Mathematical Problems in Engineering
Volume 2007 (2007), Article ID 78507, 19 pages
Research Article

A Finite Circular Arch Element Based on Trigonometric Shape Functions

H. Saffari1 and R. Tabatabaei2

1Department of Civil Engineering, Shahid Bahonar University of Kerman, P.O. Box 133, Kerman 76169, Iran
2Department of Civil Engineering, Islamic Azad University of Kerman, P.O. Box 7635131167, Kerman 76175-6114, Iran

Received 27 August 2006; Accepted 26 February 2007

Academic Editor: Jan Awrejcewicz

Copyright © 2007 H. Saffari and R. Tabatabaei. This is an open access article distributed under the Creative Commons Attribution License, which permits unrestricted use, distribution, and reproduction in any medium, provided the original work is properly cited.


The curved-beam finite element formulation by trigonometric function for curvature is presented. Instead of displacement function, trigonometric function is introduced for curvature to avoid the shear and membrane locking phenomena. Element formulation is carried out in polar coordinates.
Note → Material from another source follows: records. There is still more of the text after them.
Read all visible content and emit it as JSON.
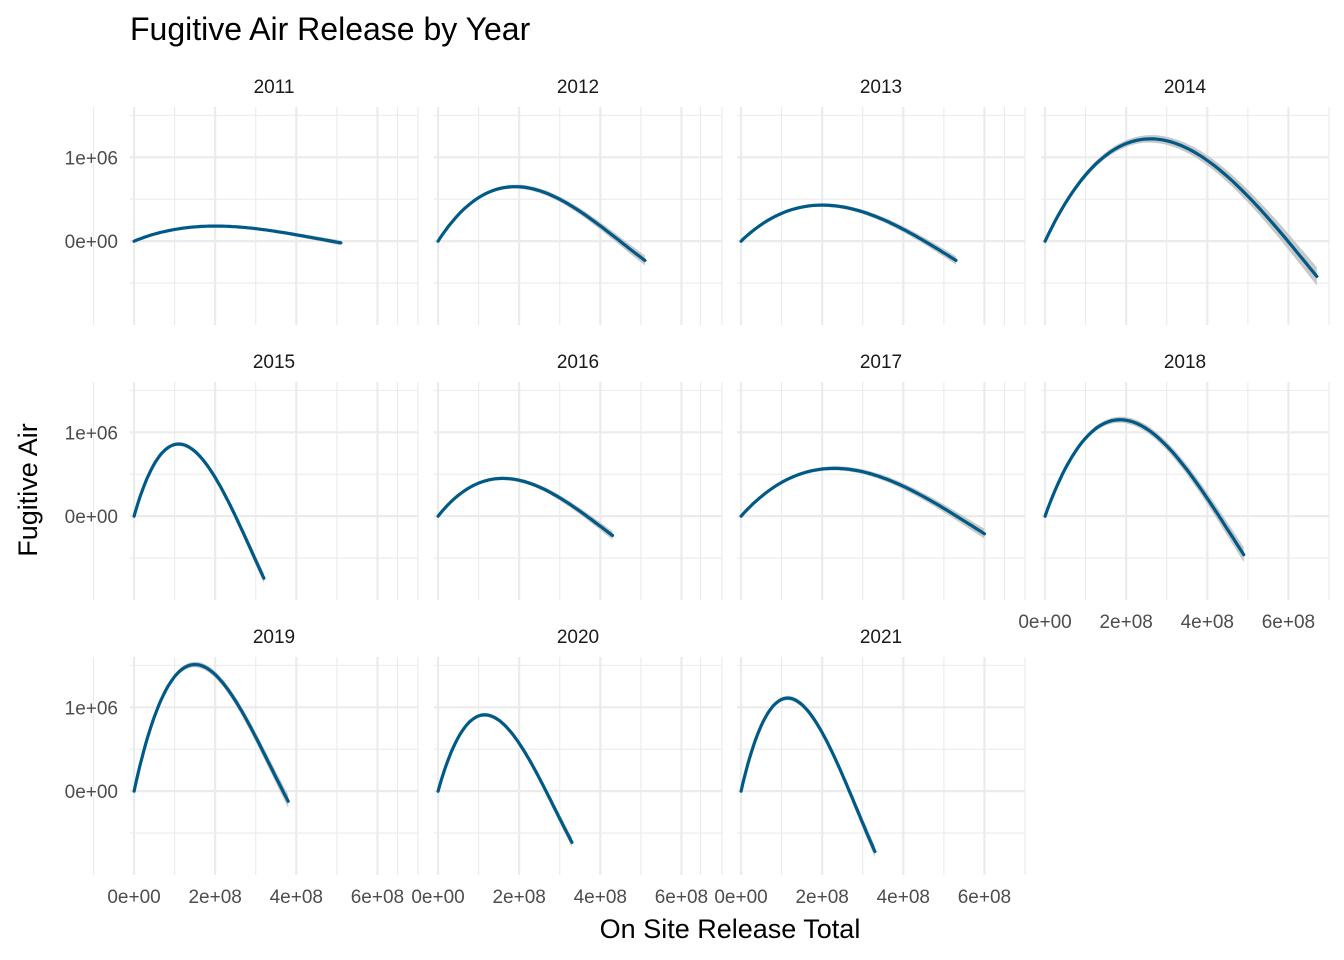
{
  "chart_data": {
    "type": "line",
    "title": "Fugitive Air Release by Year",
    "xlabel": "On Site Release Total",
    "ylabel": "Fugitive Air",
    "xlim": [
      -10000000,
      700000000
    ],
    "ylim": [
      -1000000,
      1600000
    ],
    "x_ticks": [
      0,
      200000000,
      400000000,
      600000000
    ],
    "x_tick_labels": [
      "0e+00",
      "2e+08",
      "4e+08",
      "6e+08"
    ],
    "y_ticks": [
      0,
      1000000
    ],
    "y_tick_labels": [
      "0e+00",
      "1e+06"
    ],
    "grid": true,
    "line_color": "#005a87",
    "band_color": "#c8c8c8",
    "layout": "facet_wrap, 4 columns, 3 rows",
    "panels": [
      {
        "label": "2011",
        "xmax": 510000000,
        "peak_x": 200000000,
        "peak_y": 180000,
        "end_y": -20000,
        "se": 15000
      },
      {
        "label": "2012",
        "xmax": 510000000,
        "peak_x": 190000000,
        "peak_y": 650000,
        "end_y": -230000,
        "se": 30000
      },
      {
        "label": "2013",
        "xmax": 530000000,
        "peak_x": 200000000,
        "peak_y": 430000,
        "end_y": -230000,
        "se": 25000
      },
      {
        "label": "2014",
        "xmax": 670000000,
        "peak_x": 260000000,
        "peak_y": 1220000,
        "end_y": -420000,
        "se": 55000
      },
      {
        "label": "2015",
        "xmax": 320000000,
        "peak_x": 110000000,
        "peak_y": 860000,
        "end_y": -740000,
        "se": 30000
      },
      {
        "label": "2016",
        "xmax": 430000000,
        "peak_x": 160000000,
        "peak_y": 450000,
        "end_y": -230000,
        "se": 25000
      },
      {
        "label": "2017",
        "xmax": 600000000,
        "peak_x": 230000000,
        "peak_y": 570000,
        "end_y": -210000,
        "se": 30000
      },
      {
        "label": "2018",
        "xmax": 490000000,
        "peak_x": 185000000,
        "peak_y": 1150000,
        "end_y": -460000,
        "se": 45000
      },
      {
        "label": "2019",
        "xmax": 380000000,
        "peak_x": 150000000,
        "peak_y": 1510000,
        "end_y": -120000,
        "se": 40000
      },
      {
        "label": "2020",
        "xmax": 330000000,
        "peak_x": 115000000,
        "peak_y": 910000,
        "end_y": -610000,
        "se": 30000
      },
      {
        "label": "2021",
        "xmax": 330000000,
        "peak_x": 115000000,
        "peak_y": 1110000,
        "end_y": -720000,
        "se": 35000
      }
    ]
  }
}
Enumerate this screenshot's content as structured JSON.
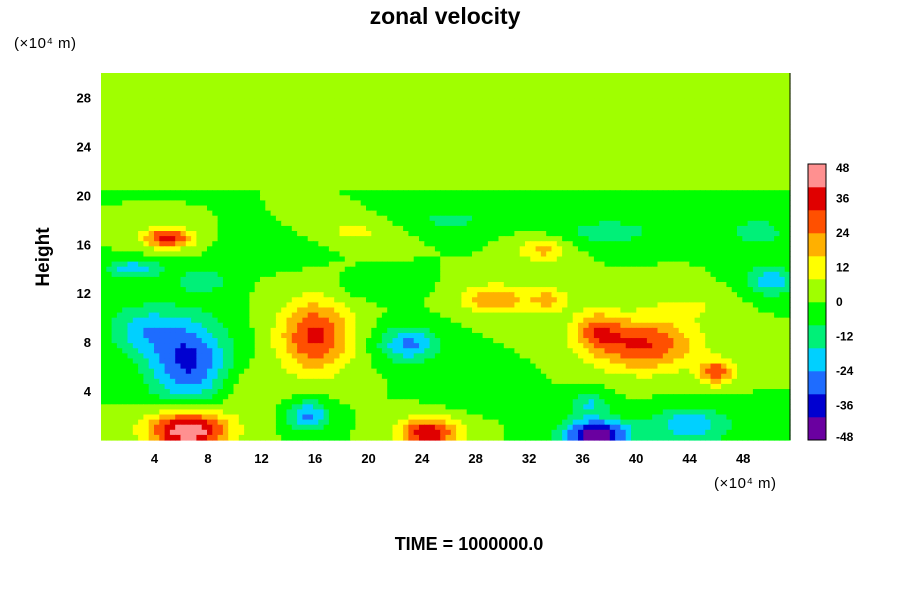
{
  "chart_data": {
    "type": "heatmap",
    "title": "zonal velocity",
    "ylabel": "Height",
    "xlabel": "",
    "x_unit": "(×10⁴ m)",
    "y_unit": "(×10⁴ m)",
    "xlim": [
      0,
      51.5
    ],
    "ylim": [
      0,
      30
    ],
    "x_ticks": [
      4,
      8,
      12,
      16,
      20,
      24,
      28,
      32,
      36,
      40,
      44,
      48
    ],
    "y_ticks": [
      4,
      8,
      12,
      16,
      20,
      24,
      28
    ],
    "footer": "TIME = 1000000.0",
    "colorbar": {
      "range": [
        -48,
        48
      ],
      "ticks": [
        48,
        36,
        24,
        12,
        0,
        -12,
        -24,
        -36,
        -48
      ],
      "colors": [
        "#6a00a0",
        "#0000d0",
        "#1e6cff",
        "#00d0ff",
        "#00f078",
        "#00ff00",
        "#a0ff00",
        "#ffff00",
        "#ffb000",
        "#ff5000",
        "#e00000",
        "#ff9090"
      ]
    },
    "background_value": 0,
    "features": [
      {
        "x": 6.5,
        "y": 6.5,
        "sx": 3.0,
        "sy": 3.5,
        "value": -34
      },
      {
        "x": 3.0,
        "y": 9.0,
        "sx": 2.5,
        "sy": 2.0,
        "value": -18
      },
      {
        "x": 16.0,
        "y": 8.5,
        "sx": 2.7,
        "sy": 3.0,
        "value": 34
      },
      {
        "x": 40.5,
        "y": 7.8,
        "sx": 4.0,
        "sy": 2.2,
        "value": 33
      },
      {
        "x": 46.0,
        "y": 5.5,
        "sx": 1.3,
        "sy": 1.0,
        "value": 30
      },
      {
        "x": 37.0,
        "y": 9.0,
        "sx": 1.8,
        "sy": 1.5,
        "value": 22
      },
      {
        "x": 6.5,
        "y": 0.8,
        "sx": 3.0,
        "sy": 1.6,
        "value": 50
      },
      {
        "x": 24.5,
        "y": 0.6,
        "sx": 2.2,
        "sy": 1.2,
        "value": 40
      },
      {
        "x": 37.0,
        "y": 0.4,
        "sx": 2.5,
        "sy": 1.3,
        "value": -46
      },
      {
        "x": 44.0,
        "y": 1.2,
        "sx": 3.0,
        "sy": 1.5,
        "value": -22
      },
      {
        "x": 15.5,
        "y": 2.0,
        "sx": 1.5,
        "sy": 1.2,
        "value": -26
      },
      {
        "x": 23.0,
        "y": 7.8,
        "sx": 2.2,
        "sy": 1.4,
        "value": -26
      },
      {
        "x": 5.0,
        "y": 16.5,
        "sx": 1.8,
        "sy": 0.8,
        "value": 38
      },
      {
        "x": 2.5,
        "y": 14.0,
        "sx": 2.0,
        "sy": 0.7,
        "value": -22
      },
      {
        "x": 7.5,
        "y": 13.0,
        "sx": 2.0,
        "sy": 1.0,
        "value": -14
      },
      {
        "x": 29.5,
        "y": 11.5,
        "sx": 2.5,
        "sy": 1.2,
        "value": 24
      },
      {
        "x": 33.5,
        "y": 11.5,
        "sx": 1.5,
        "sy": 1.0,
        "value": 18
      },
      {
        "x": 33.0,
        "y": 15.5,
        "sx": 1.8,
        "sy": 1.0,
        "value": 18
      },
      {
        "x": 19.0,
        "y": 17.0,
        "sx": 3.0,
        "sy": 1.0,
        "value": 10
      },
      {
        "x": 38.0,
        "y": 17.0,
        "sx": 3.5,
        "sy": 1.0,
        "value": -14
      },
      {
        "x": 50.0,
        "y": 13.0,
        "sx": 1.8,
        "sy": 1.2,
        "value": -22
      },
      {
        "x": 49.0,
        "y": 17.0,
        "sx": 2.5,
        "sy": 1.3,
        "value": -12
      },
      {
        "x": 36.5,
        "y": 3.0,
        "sx": 1.5,
        "sy": 1.0,
        "value": -16
      },
      {
        "x": 28.0,
        "y": 4.5,
        "sx": 3.0,
        "sy": 1.5,
        "value": -8
      },
      {
        "x": 11.0,
        "y": 4.0,
        "sx": 2.0,
        "sy": 2.0,
        "value": 8
      },
      {
        "x": 13.0,
        "y": 15.5,
        "sx": 3.0,
        "sy": 1.2,
        "value": -8
      },
      {
        "x": 26.0,
        "y": 18.0,
        "sx": 3.5,
        "sy": 1.0,
        "value": -10
      },
      {
        "x": 44.0,
        "y": 11.0,
        "sx": 3.0,
        "sy": 1.2,
        "value": 8
      },
      {
        "x": 20.0,
        "y": 12.5,
        "sx": 3.0,
        "sy": 1.0,
        "value": -6
      }
    ]
  }
}
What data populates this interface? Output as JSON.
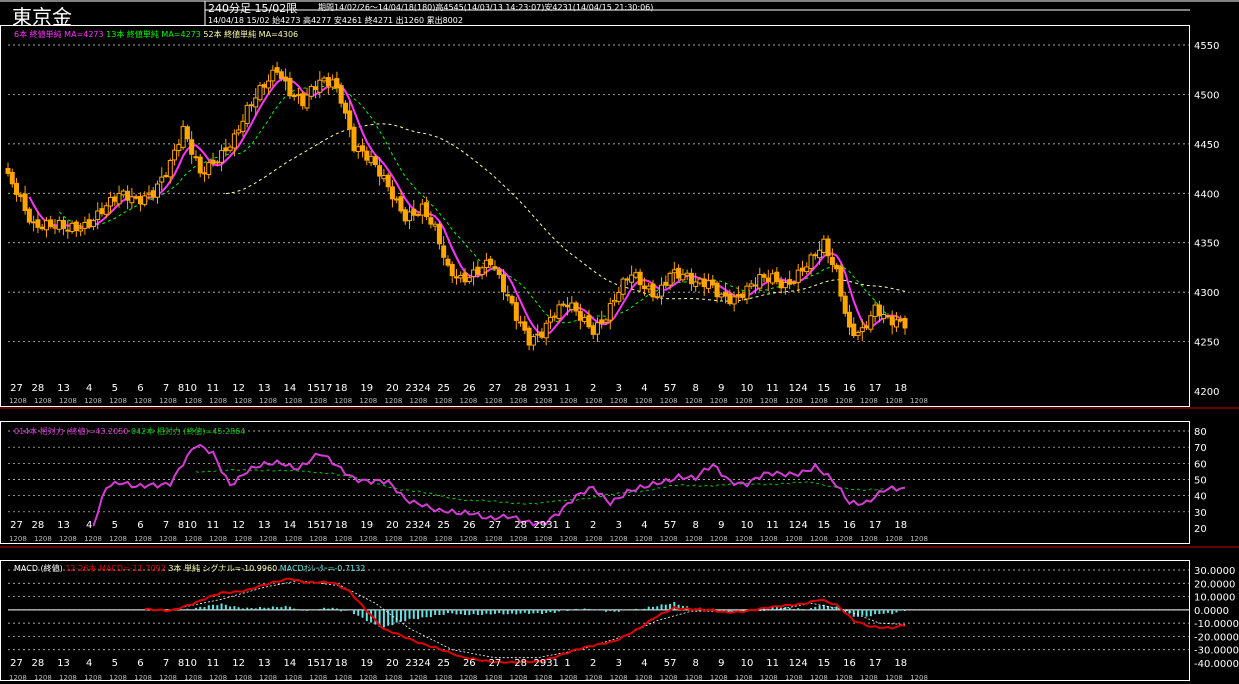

The element with three nodal parameters is chosen on curvature. Then, curvature field in the element is interpolated as the conventional trigonometric functions. Shape functions are obtained as usual by matrix operations. To consider the boundary conditions, a transformation matrix between nodal curvature and nodal displacement vectors is introduced. The equilibrium equation is written by minimizing the total potential energy in terms of the displacement components. In such equilibrium equation, the locking phenomenon is eliminated. The interesting point in this method is that for most problems, it is sufficient to use only one element to obtain the solution. Four examples are presented in order to verify the element formulation and to show the accuracy and efficiency of the method. The results are compared with those of other concepts.